Greece has the highest mark among eurozone countries in terms of fiscal adjustment, 8.7 out of 10, as it has suffered the greatest pressure and therefore faces the worst recession, the report presented on Thursday by the Lisbon Council and the Berenberg Bank noted.

By Dimitra Manifava

Greece remains the best-performing country in the eurozone as far as adjustment to structural reforms is concerned, according to the updated “Euro Plus Monitor” report issued on Thursday by the Lisbon Council and Berenberg Bank.

The countries of the so-called European periphery in general remain right at the top of the chart drafted in the context of the report, which praises their “impressive progress.”

The Lisbon Council for Economic Competitiveness and Social Renewal – which is a think tank and a policy network – and Germany’s Berenberg Bank estimate that the end of the crisis is near and any further fiscal measures in Greece, Ireland, Portugal and Spain should be limited, while in Italy they do not consider any measures to be necessary. They go as far as to recommend that eurozone economic policy-makers stop asking countries that due to an unforeseeably deep recession have not met their fiscal targets to take measures beyond those agreed.

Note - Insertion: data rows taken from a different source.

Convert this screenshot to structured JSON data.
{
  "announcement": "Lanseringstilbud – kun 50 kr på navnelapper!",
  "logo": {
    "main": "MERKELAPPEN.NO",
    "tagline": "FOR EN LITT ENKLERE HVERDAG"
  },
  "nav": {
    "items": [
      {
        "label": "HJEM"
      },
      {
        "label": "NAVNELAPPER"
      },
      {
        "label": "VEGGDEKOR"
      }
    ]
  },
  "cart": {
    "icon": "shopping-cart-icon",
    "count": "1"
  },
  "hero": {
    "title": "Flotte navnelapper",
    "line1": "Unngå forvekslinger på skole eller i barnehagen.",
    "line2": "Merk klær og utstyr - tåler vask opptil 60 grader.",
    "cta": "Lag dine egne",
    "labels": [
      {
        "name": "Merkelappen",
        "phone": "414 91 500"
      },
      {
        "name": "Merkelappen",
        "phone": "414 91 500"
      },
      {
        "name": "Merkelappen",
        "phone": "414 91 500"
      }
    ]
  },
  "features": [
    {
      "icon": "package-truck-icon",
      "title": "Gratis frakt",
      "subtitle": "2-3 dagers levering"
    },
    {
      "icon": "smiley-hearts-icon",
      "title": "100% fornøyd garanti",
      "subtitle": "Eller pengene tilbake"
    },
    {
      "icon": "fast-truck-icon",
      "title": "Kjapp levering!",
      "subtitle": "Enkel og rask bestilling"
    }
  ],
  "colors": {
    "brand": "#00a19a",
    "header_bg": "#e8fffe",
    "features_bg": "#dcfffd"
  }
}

On a 0-10 scale, with 0 being the worst performance and 10 the best, Greece has the highest overall grade of 8.2, just as in the previous report issued in November. In terms of specific criteria, this country also has the highest mark in terms of fiscal adjustment, 8.7, as it suffered the greatest pressure and therefore faces the worst recession, the report notes.

Regarding external adjustment (the shift in the balance of exports and imports, along with the rise in the share of exports in a country’s GDP), Greece gets 6.6, which is the fifth highest in the eurozone, with the report underscoring that during the October-December 2012 period, Greece increased its exports to third countries by 30.4 percent compared with the same quarter in 2011.

Greece scores 7.4 for labor costs, while its record in the rapid promotion of structural reforms (based on data supplied by the Organization for Economic Cooperation and Development) gets full marks.

The report adds that the eurozone in general will require greater labor market flexibility to bolster its competitiveness, and that the bloc will need to take initiatives to safeguard the future of the euro as a strong currency. Concern is also expressed about France, whose performance remains below the eurozone average and is worse than that recorded in the previous report in November 2012.